La BDC investit 160 millions de dollars pour soutenir le développement de la PI canadienne
La Banque de développement du Canada (BDC) a investi 160 millions de dollars pour contribuer à l’amélioration du bilan peu reluisant du Canada en termes de commercialisation de la propriété intellectuelle (PI), en finançant des jeunes entreprises qui cherchent à tirer profit de leurs idées.
La société d’État, un acteur de premier plan dans le financement du secteur canadien de l’innovation, fournira, sous forme de prêts et d’apports de capitaux, une aide financière aux nouvelles entreprises qui génèrent des recettes provenant des inventions brevetées qui leur appartiennent ou qui sont homologuées. Pour veiller à l’exécution du programme, la BDC a recruté toute l’équipe (5 personnes) de Quantius Inc., un prêteur commercial basé à Toronto qui se spécialise dans le financement des entreprises qui possèdent des actifs incorporels comme des brevets et des marques de commerce.
Selon Lally Rementilla, directrice générale de Quantius et cadre financière chevronnée du secteur des technologies, « Il doit exister une meilleure façon d’investir et de prêter aux entreprises fondées sur le savoir ». S’associer avec la BDC est « une étape plus importante qui nous permettra de le faire dans les bonnes proportions ».
Corriger la faiblesse chronique du Canada en termes de capitalisation sur la PI est devenu une priorité du gouvernement libéral au cours de son dernier mandat après que les promoteurs de l’industrie, notamment Jim Balsillie, ancien président et co-directeur général de BlackBerry Ltd., ont poussé le gouvernement à agir. Avec d’autres homologues du secteur, il a soutenu que le Canada accuse des retards importants par rapport à d’autres nations relativement à la PI. Le nombre de dépôts de brevets, par personne, est nettement inférieur à celui de la Chine, des États-Unis et de l’Allemagne, alors que la proportion moyenne de la valeur des entreprises publiques canadiennes attribuable aux actifs incorporels comme la PI est seulement 70 %, comparativement à 91 % pour les entreprises de l’indice boursier S&P 500. Les universités et les instituts de recherche canadiens demeurent loin derrière leurs semblables américains en termes d’octroi de licences pour les inventions dans leurs campus et de création de nouvelles entreprises.
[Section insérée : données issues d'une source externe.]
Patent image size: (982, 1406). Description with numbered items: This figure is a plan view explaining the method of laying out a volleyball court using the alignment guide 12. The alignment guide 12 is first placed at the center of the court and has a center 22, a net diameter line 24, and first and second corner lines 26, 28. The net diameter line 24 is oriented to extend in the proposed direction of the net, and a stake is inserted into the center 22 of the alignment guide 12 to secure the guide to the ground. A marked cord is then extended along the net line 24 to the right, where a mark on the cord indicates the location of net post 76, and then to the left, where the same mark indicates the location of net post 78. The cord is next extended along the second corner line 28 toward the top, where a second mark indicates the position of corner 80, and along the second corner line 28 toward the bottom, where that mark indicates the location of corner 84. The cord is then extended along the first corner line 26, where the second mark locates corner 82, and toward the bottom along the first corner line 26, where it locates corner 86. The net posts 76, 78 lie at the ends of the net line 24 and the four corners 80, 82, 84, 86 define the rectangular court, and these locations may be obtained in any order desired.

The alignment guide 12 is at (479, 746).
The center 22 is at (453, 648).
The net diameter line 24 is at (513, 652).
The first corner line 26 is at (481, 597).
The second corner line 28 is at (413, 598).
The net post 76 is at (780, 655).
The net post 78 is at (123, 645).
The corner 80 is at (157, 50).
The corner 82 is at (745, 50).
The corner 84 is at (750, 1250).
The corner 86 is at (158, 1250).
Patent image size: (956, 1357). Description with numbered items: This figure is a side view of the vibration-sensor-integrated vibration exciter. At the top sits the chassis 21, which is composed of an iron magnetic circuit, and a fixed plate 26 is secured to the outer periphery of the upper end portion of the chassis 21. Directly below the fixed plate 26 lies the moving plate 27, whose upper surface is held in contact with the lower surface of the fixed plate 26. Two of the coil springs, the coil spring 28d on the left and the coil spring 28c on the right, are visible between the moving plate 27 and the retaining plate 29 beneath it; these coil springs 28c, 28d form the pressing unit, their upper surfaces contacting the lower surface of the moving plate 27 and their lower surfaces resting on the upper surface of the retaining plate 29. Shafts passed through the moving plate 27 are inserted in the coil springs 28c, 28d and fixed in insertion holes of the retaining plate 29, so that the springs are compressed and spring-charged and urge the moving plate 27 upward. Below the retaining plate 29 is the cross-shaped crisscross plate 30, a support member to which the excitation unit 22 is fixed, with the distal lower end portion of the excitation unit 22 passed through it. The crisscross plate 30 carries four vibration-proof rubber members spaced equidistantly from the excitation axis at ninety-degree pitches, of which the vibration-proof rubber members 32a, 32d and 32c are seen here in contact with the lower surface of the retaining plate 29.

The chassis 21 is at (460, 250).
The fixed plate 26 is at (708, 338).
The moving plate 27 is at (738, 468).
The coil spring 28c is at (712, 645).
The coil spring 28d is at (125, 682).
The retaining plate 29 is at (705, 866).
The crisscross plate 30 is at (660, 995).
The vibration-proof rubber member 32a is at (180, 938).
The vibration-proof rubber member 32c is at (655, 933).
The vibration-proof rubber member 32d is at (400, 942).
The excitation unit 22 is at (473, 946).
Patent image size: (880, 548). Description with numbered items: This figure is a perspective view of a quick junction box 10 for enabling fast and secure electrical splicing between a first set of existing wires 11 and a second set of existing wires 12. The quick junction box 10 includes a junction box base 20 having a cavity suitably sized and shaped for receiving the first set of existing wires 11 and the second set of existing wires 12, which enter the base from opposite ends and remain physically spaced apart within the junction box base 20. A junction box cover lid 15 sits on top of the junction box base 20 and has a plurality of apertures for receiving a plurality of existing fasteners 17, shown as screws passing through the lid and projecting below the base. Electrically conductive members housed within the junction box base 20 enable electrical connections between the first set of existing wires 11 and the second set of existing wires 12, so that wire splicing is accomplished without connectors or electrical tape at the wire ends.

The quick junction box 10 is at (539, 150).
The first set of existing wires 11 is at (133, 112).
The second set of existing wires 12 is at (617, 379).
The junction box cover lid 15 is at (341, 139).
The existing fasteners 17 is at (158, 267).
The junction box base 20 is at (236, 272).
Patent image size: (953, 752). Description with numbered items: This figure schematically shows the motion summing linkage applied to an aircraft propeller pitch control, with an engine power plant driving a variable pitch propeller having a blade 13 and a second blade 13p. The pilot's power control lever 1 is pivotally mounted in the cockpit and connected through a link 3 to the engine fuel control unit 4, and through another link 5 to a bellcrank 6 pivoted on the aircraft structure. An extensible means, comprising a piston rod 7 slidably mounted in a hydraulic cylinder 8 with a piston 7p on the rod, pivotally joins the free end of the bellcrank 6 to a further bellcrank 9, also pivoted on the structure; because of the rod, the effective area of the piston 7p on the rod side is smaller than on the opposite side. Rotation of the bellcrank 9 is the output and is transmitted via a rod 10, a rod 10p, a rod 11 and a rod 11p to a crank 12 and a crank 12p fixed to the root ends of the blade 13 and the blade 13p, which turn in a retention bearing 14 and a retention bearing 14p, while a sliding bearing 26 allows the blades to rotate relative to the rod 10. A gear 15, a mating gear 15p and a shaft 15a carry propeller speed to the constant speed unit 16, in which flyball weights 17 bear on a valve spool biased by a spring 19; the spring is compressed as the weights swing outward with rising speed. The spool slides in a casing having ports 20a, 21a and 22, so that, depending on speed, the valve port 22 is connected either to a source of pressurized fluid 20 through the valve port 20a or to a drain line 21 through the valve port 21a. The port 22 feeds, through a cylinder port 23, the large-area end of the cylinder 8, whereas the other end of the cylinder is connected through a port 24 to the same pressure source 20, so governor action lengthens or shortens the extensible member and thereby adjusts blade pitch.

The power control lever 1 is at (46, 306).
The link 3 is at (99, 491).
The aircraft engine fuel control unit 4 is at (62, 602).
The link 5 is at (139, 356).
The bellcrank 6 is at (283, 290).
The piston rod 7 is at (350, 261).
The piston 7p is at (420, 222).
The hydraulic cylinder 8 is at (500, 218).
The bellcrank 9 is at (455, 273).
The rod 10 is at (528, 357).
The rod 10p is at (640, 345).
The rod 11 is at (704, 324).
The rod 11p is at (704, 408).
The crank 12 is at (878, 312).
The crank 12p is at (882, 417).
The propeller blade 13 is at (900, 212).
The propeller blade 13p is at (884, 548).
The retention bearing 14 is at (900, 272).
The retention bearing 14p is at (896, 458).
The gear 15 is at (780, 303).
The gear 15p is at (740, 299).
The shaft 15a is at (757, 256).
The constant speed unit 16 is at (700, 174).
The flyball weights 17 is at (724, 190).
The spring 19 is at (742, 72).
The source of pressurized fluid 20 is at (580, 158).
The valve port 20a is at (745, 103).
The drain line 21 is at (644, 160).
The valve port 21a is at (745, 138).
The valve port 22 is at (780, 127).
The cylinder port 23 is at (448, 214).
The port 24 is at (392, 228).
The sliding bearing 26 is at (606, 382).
En 2018, le gouvernement canadien a annoncé une stratégie en matière de PI qui comportait une répression juridique des « chasseurs de brevets » (sociétés écrans qui poursuivent les entreprises innovatrices pour violation de brevet), en plus d’une aide financière pour l’éducation et la sensibilisation à la PI et le lancement d’un « collectif de brevets » pour l’achat et le maintien des brevets que les entreprises canadiennes peuvent homologuer pour se protéger contre les poursuites liées à la PI.
Le fonds de la BDC – qui est distinct de la stratégie en matière de PI – « est une évolution encourageante », selon M. Balsillie, qui a été consulté sur les deux initiatives. « Si le Canada l’avait fait 20 ans plus tôt, nous aurions pu positionner notre économie pour en assurer la prospérité dans le marché mondial propulsé par la PI et les données ».
Jérôme Nycz, vice-président exécutif de BDC Capital, a mentionné que le fonds n’est qu’un point de départ pour la banque qui s’habitue à financer des entreprises en fonction de leur potentiel de PI. Selon lui, « Comme pour plusieurs autres initiatives de BDC Captial, il s’agit d’un projet de démonstration; si nous remarquons une pression importante sur le marché et que nous devons [augmenter notre financement] dans trois ans, nous le ferons ».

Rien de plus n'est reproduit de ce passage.